Sunday, March 21, 2010


After the winter I had I feel like I should post an update on me. I made it through the winter -- yesterday was the first day of spring! I am still using my little blue light every morning, but I am down to just 15 minutes a day.

Since the end of February (when this little house-selling adventure began) I have been so busy I haven't had time to be sad. Or perhaps I should say that, although I have felt sad, and still do at the thought of the loss of my dear friend, it's not so piercing and painful as it was last fall. It's been close to 5 months and I see now that much of my grief was mixed up with the incredible anguish I felt in the 2 weeks leading up to her death, when I helped to care for her.

Those days ... those long, awful days spent tiptoeing around the condo when she was getting some much-needed rest or careening wildly about, dashing for pain meds, waste baskets, ice chips or ice packs, were the most difficult of my life.

The hardest thing? We fought. Well, she fought. She was abrasive, abrupt, easily frustrated. She wouldn't talk about the fact that she was dying. So I wasn't allowed to talk about it either. That was really hard. And though I backed off from every fight, acquiesced every time to her wants, needs, whims ... she still found a way to turn it into an argument. When I backed off and fell silent she accused me of being angry with her. Which I was, kind of ... but not about what she thought I was angry about. And when I denied the anger, it was worse. We went in circles, like a dog chasing its tail. I hardly knew where my anger and frustration stopped and hers started.

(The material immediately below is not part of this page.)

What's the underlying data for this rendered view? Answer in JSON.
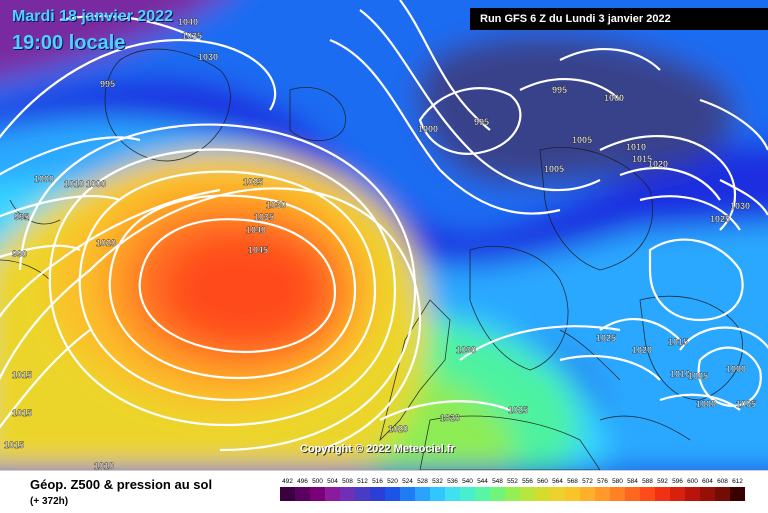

I am not ordinarily one to back away from confrontation, but I just wanted her to be better -- to feel better, to have a small measure of comfort and peace in her life. The cancer denied all comfort and peace. And she -- she fought SO hard, clung so tenaciously to life, willed her body to face the pain and get through it -- she denied that the cancer was winning. My trust in the pain meds brought suspicion. My trust in the doctors brought derision. My trust in my own capabilities and intelligence disappeared.

I was not myself. She was not the Kris I knew. Somehow through it all we put the differences aside and trusted each other to stay on script, to hit our marks, and to stay in character until the curtain fell.

That was what a lot of my grief was -- processing the hurtful remarks (hers), the muttered-under-the-breath epithets (mine), and the moments of grace where we held each other and cried.

I'm not done yet. I'm crying as I type this. But I am better. I miss her desperately. I think of her every day. I keep thinking about it, trying to put my anger and hers into perspective. I think about what she went through and how I wish I could have done more. I think of the times she thanked me and said she knew I would come and that she only wanted me at the end. I know that she did all she could to stay. She knew I did all I could to keep her here.

I guess for now it's enough to know that. The rest will come in time.

And I will miss her forever.


  1. I can't tell you how touching I found this. So completely honest - thank you Jennifer. Death really sucks. : ( Again, I am very sorry for your loss.

  2. Anonymous10:00 AM

    I just read Lionel Shriver's SO MUCH FOR THAT yesterday, found your blog today, and what you wrote about your friend is exactly what that book is about. Maybe it's one of those synchronicity events and you are meant to read it. Maybe not.